Aus Sicht von Professor Christoph Breuer von der Deutschen Sporthochschule Köln stellt der Sportbericht eine notwendige Dokumentation der Sportpolitik und Sportförderung des Bundes und eine unersetzliche Informationsbasis für Politik, öffentliche Sportverwaltung, Sportselbstverwaltung und Wissenschaft dar. Er sage aber wenig darüber aus, wo die Reise der Sportpolitik und Sportförderung des Bundes zukünftig hingehen soll, welche konkreten messbaren Ziele in welchen Zeiträumen erreicht werden sollen und weshalb.

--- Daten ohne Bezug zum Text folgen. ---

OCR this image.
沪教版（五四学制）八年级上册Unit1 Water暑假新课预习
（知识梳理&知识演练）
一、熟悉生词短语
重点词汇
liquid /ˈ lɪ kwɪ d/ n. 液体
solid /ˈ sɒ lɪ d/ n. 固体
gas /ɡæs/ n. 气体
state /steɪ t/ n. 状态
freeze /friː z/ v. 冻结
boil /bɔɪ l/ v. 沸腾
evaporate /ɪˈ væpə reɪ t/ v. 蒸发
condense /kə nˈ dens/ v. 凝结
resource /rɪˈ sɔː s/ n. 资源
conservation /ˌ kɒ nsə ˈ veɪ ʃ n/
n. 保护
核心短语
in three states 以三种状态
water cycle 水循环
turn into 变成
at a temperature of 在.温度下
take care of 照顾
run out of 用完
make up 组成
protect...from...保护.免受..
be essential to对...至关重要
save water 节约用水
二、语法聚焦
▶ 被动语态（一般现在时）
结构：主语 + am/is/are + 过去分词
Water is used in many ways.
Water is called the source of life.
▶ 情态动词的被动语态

Der Sportwissenschaftler Robin Kähler, Vorstandsvorsitzender von IAKS Deutschland (International Association for Sports and Leisure Facilities), einer Organisation die sich weltweit um die Sportstätten und Sporträume kümmert, verweis auf das Förderprogramm „Investitionspakt Sportstätten“, durch das im Berichtszeitraum 398 bauliche Maßnahmen begonnen worden seien. Dies sei ein wichtiger Beitrag zur Reduzierung des Sanierungsstaus, befand er.
Staatssekretär Sandro Kirchner vom Bayerischen Staatsministerium des Innern, für Sport und Integration machte als Vertreter der Sportministerkonferenz der Länder deutlich, dass die vom Bund angedachte unabhängige Sportagentur ohne finanzielle Beteiligung der Länder zu realisieren sei. Bei den Olympiastützpunkten wiederum brauche es eine auskömmliche Förderung des Bundes, sagte Kirchner, der auch in Sachen energetische Sanierung der Sportstätten den Bund in der Pflicht sieht.